A Summertime Dime – 10 Questions With Carlos Lopez Estrada
If you’re a music video fan, you’ve likely seen some of Carlos Lopez Estrada’s eye-catching work over the past month.
The twist? Instead of actors, the features of rappers Daveed Diggs and King Tee are superimposed over unsuspecting passersby – creating an effect that’s equal parts unsettling and hilarious.
We’re big fans of Carlos’s work here at Boom Unit, and he graciously agreed to answer a few questions about the production of “Summertime”.
When and where was the video shot?
We shot the video in Los Angeles in December of last year. Not quite summertime, but oh well…
How large was the production crew on the shoot?
We had two crews riding around in two cars. I think eight people total. We warned everyone ahead of time that it was going to be far from glamorous, and we were probably going to get kicked out of a few places. Everyone was excited about it.
Niko (our DP) and I went to film school together, so we were already used to being sneaky and stupid with cameras. We had no shot list, no schedule, no idea of what we were going to find, and a very willing crew. Anyone could come up with an idea, or see something interesting, and scream out “Hey! Look at that old lady at the bus stop!” and we would just U-turn and start filming.
What inspired the concept?
We had just finished another video for Clipping, for their song “Inside Out” and the label made us blur out an image we used of a guy called Rerun so that we wouldn’t get into any legal problems for using his likeness without his permission.
Anyway, I thought it would be funny to do an entire video that would explore this black censor bar concept and realized that we could also make everyone rap by putting Daveed’s mouth on them. It was too exciting to not do it.

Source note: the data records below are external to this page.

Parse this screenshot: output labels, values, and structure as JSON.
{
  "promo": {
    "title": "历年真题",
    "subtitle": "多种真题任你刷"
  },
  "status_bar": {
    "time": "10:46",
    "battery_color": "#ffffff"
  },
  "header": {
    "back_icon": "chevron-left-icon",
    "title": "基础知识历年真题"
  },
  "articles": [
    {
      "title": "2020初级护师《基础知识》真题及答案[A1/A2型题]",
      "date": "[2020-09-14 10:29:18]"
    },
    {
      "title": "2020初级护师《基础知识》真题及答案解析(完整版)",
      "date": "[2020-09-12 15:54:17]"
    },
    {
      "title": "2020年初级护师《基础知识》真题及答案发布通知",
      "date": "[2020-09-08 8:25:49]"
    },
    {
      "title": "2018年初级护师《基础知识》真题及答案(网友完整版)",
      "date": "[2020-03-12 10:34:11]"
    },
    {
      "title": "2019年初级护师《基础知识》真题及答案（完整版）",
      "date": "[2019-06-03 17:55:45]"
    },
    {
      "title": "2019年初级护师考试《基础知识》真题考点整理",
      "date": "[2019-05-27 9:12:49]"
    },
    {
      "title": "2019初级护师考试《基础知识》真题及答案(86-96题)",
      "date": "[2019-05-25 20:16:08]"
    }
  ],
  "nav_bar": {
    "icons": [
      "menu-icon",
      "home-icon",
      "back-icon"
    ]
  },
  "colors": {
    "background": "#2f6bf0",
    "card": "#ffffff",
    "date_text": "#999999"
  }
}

Were there any subjects you filmed who got particularly angry?
Yeah, a lot of people got angry. Also, a lot of people were incredibly cool about it and happy to help our cause.
What did you tell them you were doing?
We had a few different tactics but I think the most successful one was asking people if we could film them while already filming them. We’d wait for them to say “No,” roll for a few more seconds, say “Okay, sorry.” and walk away.
My favorite shots in the video are split seconds before someone shook their head or covered their face. The no-effects cut is probably better than the actual video, but I’m afraid we’ll never be able to show that anywhere.
We believe it! I imagine you encountered some interesting people driving around filming randomly on the streets of LA…
This photo was taken by the photographer that appears in the actual video. He is an old-schooler who takes portraits on film- and was nice enough to print this for us in this amazing frame. The actual moment when he took this photo is in the video.
It seems like you got a ton of footage – were any shots particularly challenging to get?
The driving shots were surprisingly hard to film. I wanted to shoot much more stuff with other people in cars, but we realized that it would be dangerous to surprise people while driving. So we decided to only pull the camera out during heavy traffic and red lights.
Speaking of challenges, there have been a lot of comments online about the arrest scene. How did that unfold?
Well, you know… It isn’t the proudest moment of my career, so I’ll just leave you with the stuff we put into the video. I’ll just say that the cops were cool and had a sense of humor about it.
Did you experience any particular challenges in post?
Mostly with the edit. We shot so much footage. It felt like we were cutting a documentary. There is a ton of great stuff that we didn’t have time for because the video was already 5 minutes long. Maybe we should do an extended cut for the 10th-year anniversary.
“Summertime” is the fourth video you’ve done with clipping. Do you find the uniqueness of their sound/style necessarily pushes you in new creative directions?
I love those guys. They make such interesting music and they are all incredibly smart. It’s been reinvigorating. I never had to write a treatment or a formal proposal for the videos we did. I would just email them and say “Hey, wouldn’t it be cool if we did this one thing…?” and they’d just respond saying “Yeah. We love it. Let’s go for it.”
Something magical happens when an artist you are working with is fully supportive and sets no boundaries or expectations. I guess the principle could be applied to most things. Anyway. I’ve been listening to their album again and keep thinking that we should just keep making videos for all of the other songs…they’re all so good.
Special thanks to Carlos Lopez Estrada – if the last few weeks are any indication, we expect to be seeing a lot more from him soon!